Figure 1.     Each arrow depicts the results for one subject on
coordination and range of motion. The tail and tip of the arrow
indicate the before- and after-training results, respectively. The closed
arrows with solid lines represent subjects who increased jump height,
the closed arrow with a dashed line represents the subject who did not
change jump height, and the open arrow represents the subject who
decreased jump height.

    Shared positive contribution of the thigh and shank, a measure of
intersegmental coordination, ranged from 67-100% before the training
program and from 71-88% after the training program.        As seen in
Figure 1, the 3 subjects with the lowest SPC before the training
program increased SPC by about 21% after the training program, and
the 2 subjects with the highest SPC before the training program
decreased SPC by about 13% after the training program. The subject
who decreased jump height also decreased SPC from 79-71% after the
training program. For the other 7 subjects SPC converged around 80-
90% after training. The mean increase
of 3% in SPC after training was not significant. Not much change
would be expected, however, given that the SPC mean before the
training program was the same as the mean for the most skilled
subjects in Hudson's (1986) study. Although several subjects changed
SPC by 10-20% after training, the before- and after-training means were
similar because, once again, there was a non-linear convergence.
Nevertheless, the average subject as well as the 3 most asynchronously
coordinated subjects had an increase in simultaneity after the training
program. Again, the subjects most likely to achieve the expected
benefit in coordination from training on the mini-trampoline were the
ones who seemed most in need of the benefit.

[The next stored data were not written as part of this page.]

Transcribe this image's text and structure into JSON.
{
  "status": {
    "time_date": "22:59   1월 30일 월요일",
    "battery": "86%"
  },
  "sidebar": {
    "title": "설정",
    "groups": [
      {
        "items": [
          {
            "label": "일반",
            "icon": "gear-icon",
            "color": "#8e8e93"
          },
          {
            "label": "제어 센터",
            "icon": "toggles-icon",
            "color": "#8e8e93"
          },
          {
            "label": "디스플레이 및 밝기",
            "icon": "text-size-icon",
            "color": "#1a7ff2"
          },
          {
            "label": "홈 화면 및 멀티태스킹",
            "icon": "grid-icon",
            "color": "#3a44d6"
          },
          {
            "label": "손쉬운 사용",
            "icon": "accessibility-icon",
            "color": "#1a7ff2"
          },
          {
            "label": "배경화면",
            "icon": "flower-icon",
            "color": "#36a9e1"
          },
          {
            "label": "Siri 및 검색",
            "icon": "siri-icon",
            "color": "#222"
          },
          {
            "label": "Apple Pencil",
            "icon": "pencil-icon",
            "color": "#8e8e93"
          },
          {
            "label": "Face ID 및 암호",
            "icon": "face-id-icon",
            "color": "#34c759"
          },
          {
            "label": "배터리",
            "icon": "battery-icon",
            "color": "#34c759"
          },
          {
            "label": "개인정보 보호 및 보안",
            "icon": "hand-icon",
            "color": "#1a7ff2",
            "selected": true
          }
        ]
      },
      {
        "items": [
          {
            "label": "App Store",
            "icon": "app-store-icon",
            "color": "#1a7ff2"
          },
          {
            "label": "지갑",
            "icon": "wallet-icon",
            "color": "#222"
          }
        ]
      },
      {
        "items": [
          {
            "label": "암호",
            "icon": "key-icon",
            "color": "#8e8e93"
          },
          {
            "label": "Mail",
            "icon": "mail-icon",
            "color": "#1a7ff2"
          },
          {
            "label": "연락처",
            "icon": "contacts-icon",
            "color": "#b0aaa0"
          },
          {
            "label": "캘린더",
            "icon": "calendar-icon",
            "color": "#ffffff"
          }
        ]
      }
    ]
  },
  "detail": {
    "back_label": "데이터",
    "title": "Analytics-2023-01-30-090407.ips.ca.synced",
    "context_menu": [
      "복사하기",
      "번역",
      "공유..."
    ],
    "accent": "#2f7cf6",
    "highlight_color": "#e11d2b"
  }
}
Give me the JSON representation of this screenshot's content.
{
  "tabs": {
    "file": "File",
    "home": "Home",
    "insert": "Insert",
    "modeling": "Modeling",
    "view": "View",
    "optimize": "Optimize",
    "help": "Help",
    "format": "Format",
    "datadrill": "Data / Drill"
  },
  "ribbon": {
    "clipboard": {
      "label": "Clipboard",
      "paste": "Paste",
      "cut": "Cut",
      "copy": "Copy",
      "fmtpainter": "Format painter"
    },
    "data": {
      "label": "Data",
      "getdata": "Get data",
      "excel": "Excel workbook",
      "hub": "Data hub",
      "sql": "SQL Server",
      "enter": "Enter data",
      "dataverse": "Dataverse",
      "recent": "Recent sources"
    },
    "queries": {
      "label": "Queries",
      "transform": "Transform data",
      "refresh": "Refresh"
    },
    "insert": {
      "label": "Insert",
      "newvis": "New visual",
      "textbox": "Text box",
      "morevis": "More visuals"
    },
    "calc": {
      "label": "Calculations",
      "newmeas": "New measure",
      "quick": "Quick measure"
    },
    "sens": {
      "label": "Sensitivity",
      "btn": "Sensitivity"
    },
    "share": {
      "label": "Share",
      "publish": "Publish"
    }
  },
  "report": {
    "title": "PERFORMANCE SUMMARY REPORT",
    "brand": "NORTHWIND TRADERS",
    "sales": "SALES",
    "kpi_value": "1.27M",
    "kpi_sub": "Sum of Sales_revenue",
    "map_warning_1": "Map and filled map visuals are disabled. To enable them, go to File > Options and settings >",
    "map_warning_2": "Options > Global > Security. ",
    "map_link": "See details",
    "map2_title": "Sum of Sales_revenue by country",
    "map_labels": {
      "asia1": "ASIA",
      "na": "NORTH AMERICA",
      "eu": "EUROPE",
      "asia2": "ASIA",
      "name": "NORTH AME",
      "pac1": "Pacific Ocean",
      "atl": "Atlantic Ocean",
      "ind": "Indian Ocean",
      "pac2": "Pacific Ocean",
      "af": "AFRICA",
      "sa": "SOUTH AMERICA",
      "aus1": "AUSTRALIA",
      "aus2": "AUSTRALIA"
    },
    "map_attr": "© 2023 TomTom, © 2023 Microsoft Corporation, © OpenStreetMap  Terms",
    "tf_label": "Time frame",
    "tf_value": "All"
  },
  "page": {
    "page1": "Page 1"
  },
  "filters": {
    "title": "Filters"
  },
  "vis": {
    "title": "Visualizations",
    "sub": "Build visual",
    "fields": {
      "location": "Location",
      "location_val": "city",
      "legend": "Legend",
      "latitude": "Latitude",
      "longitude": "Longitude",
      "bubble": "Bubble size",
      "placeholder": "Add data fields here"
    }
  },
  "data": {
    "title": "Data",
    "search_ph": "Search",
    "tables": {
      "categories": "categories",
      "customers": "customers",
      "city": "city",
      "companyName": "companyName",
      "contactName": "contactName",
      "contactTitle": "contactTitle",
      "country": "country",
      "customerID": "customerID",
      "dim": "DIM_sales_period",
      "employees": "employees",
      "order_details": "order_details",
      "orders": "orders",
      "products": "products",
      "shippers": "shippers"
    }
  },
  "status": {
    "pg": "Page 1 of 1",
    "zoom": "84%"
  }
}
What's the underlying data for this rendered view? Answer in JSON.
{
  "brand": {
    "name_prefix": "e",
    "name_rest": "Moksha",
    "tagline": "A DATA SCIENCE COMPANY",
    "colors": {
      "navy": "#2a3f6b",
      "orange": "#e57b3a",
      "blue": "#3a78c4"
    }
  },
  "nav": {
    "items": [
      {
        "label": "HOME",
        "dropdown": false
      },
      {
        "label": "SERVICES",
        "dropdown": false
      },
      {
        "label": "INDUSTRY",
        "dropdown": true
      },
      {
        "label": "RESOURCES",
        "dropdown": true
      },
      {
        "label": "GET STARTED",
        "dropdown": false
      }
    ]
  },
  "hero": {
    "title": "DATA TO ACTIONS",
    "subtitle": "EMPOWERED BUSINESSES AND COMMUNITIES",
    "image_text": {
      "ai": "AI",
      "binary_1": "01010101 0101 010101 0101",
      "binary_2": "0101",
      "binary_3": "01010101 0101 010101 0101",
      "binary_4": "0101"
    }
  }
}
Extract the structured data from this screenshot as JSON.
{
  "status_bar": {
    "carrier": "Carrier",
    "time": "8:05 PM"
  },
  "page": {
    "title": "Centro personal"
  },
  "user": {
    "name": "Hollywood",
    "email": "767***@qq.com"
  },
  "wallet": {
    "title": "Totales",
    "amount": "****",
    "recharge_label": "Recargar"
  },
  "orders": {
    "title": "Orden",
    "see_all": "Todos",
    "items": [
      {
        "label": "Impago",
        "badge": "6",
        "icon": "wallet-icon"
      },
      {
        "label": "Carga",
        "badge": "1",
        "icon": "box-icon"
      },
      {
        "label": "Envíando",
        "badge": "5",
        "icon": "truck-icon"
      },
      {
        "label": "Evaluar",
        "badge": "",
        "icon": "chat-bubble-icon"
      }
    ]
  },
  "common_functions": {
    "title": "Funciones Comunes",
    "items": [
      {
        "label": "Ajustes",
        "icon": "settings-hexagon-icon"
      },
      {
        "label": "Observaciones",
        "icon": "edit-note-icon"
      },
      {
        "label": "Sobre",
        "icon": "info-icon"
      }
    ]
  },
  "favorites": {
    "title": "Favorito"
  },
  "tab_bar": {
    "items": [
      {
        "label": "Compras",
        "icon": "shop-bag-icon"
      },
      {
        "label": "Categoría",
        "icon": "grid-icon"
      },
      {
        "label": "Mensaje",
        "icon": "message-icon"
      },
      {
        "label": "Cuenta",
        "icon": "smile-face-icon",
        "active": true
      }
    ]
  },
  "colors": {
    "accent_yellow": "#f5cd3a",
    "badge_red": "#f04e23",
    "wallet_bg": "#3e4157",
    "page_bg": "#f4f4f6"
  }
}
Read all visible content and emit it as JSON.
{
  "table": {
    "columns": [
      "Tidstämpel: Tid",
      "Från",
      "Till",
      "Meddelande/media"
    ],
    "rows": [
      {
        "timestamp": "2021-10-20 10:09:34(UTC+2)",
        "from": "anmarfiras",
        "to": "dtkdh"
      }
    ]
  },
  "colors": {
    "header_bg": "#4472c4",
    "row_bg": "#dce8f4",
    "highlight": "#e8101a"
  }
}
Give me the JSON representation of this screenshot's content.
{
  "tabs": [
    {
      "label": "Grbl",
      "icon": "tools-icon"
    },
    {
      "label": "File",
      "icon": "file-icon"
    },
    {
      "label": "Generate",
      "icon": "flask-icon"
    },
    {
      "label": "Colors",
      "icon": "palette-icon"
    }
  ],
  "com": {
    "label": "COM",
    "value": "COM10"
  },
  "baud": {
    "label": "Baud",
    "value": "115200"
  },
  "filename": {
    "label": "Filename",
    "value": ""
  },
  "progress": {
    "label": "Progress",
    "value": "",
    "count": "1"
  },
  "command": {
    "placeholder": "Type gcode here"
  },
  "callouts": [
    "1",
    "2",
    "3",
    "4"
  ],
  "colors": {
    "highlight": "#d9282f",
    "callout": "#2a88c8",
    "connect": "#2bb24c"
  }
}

    Although this study was quasi-experimental and causation of
results cannot be established, there are some encouraging trends. Six
subjects made impressive gains in jump height after the training
program; all of them ceased jumping forward, and each of them
maintained or manipulated range of motion and coordination toward
the convergence zones of 105-110° and 80-90%, respectively. The most
skilled jumper before the training program maintained good results for
balance, range of motion, and jump height although her SPC
diminished 12% into the convergence zone. For some reason, the
subject with below average knee angle and SPC chose to maintain her
range of motion and decrease her coordination after the training
program; her jump height decreased as well.

   The mini-trampoline appears to be an effective apparatus for
increasing the height of the vertical jump. Also, the mini-trampoline
seems to elicit better technique from many individuals: In terms of
balance, there was significantly less forward translation in the jump.
Range of motion, as indicated by knee flexion in the crouch, decreased
for most subjects. And the coordination of the thigh and shank was
relatively simultaneous after the training program.